13e Note Éditions – 266 pages

Archive du blog Gwordia

Ma note : 5 / 5

Broché : 19 euros

Ebook : 12,99 euros

Je dois bien l’avouer – faut-il s’en cacher ? -, si je suis passée par différentes phases musicales, le rock n’a jamais vraiment pu bénéficier de mes faveurs. C’est donc peu enthousiaste et prématurément convaincue que je n’irais pas au bout de cette lecture que je me suis engagée dans le premier roman d’Olivier Martinelli. Un fucking roman.

99 % des références musicales – elles sont nombreuses – me sont inconnues à commencer par celles des Kid Bombardos, héros – malgré eux ? – de cette biographie et pourtant, j’ai chialé comme si l’on faisait éclater en boucle les notes d’une musique qui me secoue les tripes. Je n’ose même pas imaginer la puissance des ressentis pour ceux qui ont les mêmes références discographiques.

Ce « roman » – qu’ils disent – est une affaire de famille.
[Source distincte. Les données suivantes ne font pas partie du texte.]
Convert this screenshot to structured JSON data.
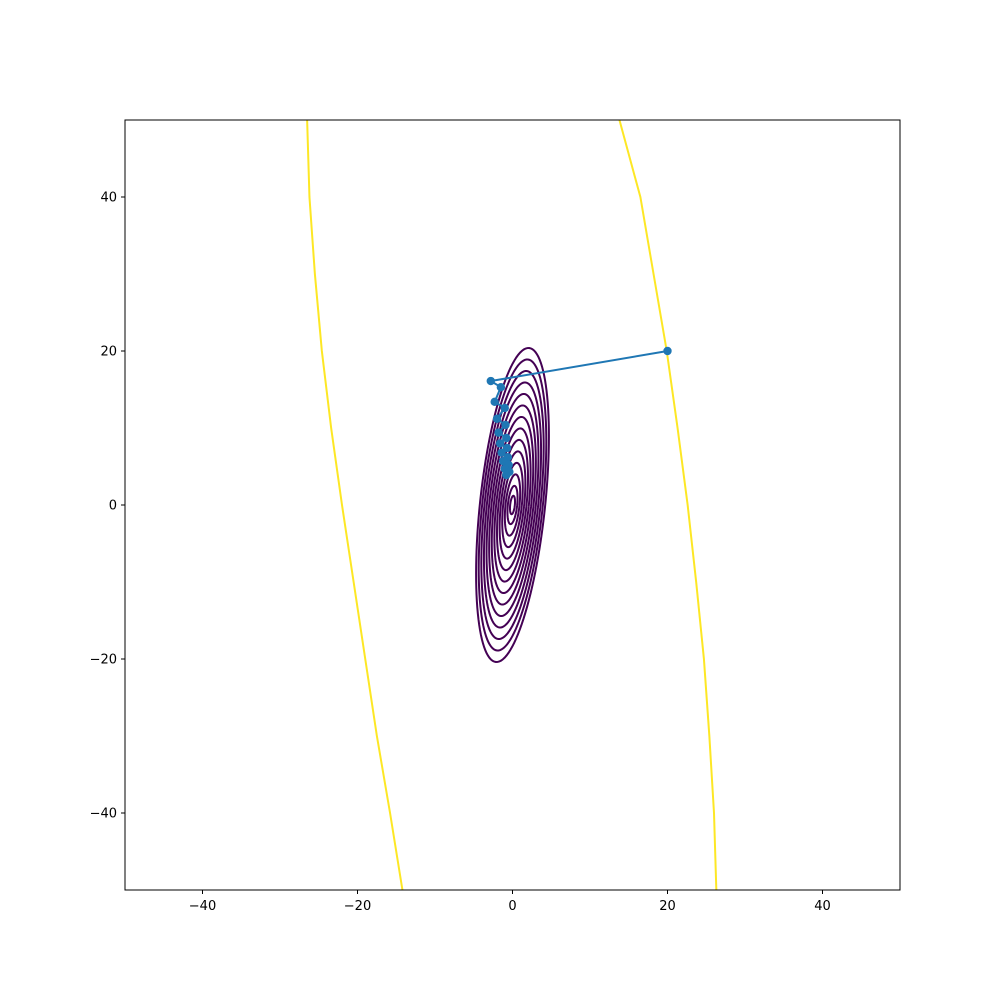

Ça débute par une dédicace du frangin de l’écrivain, dans le genre frère avec un grand F qui te tire la larmiche en une page. Ça continue donc par le texte en lui-même en trois parties qui narre la vie des trois neveux de l’auteur (donc des fils de celui qui a écrit la préface, vous suivez ?) mais en utilisant le « je » comme si ce n’était pas l’oncle (le frère de monsieur prologue donc l’écrivain quoi, ok ?) qui parlait mais chacun des petits zicos. Et au final, c’est le premier bouquin de l’auteur qui a longtemps vu ses manuscrits classés sans suite, qui perce grâce au succès de ses neveux et qui est édité chez l’éditeur de son auteur favori – John Fante – découvert par l’entremise de son frère. Une histoire de famille, je vous mens pas.
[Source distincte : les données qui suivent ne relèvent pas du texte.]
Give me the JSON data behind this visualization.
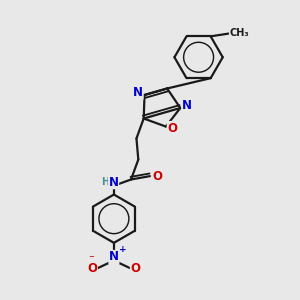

Le tout, ça te percute, ça te transperce, ça t’éclate, ça te déchire. Bref, c’est puissant. Comme le dit la jaquette, c’est « l’instantané d’une jeunesse en quête d’absolu, de rock au vitriol et de cul tendre ». Si un jour j’ai des gamins, je leur ferai lire ça au moment de l’adolescence parce que c’est un vrai message ce bouquin. Et que l’on aime le rock ou pas mais que l’on soit un peu (ou beaucoup) connaisseur en musique, la plume d’Olivier Martinelli est un vrai plaisir : mélodie, crescendo et decrescendo, pause, soupirs… Ça chante, ça vit et ça résonne longtemps après le point final.

Extraits :

Ils se la jouaient rebelles par procuration. Ils étaient pitoyables. Ils avaient lu un jour que les rapeurs adulaient Scarface. Alors, ils s’y étaient mis eux aussi. Ils oubliaient un truc. C’est que chacun truc d’eux avaient un sacré parachute derrière, des parents qui assuraient et assureraient davantage en cas de coups durs… des parents comme les miens.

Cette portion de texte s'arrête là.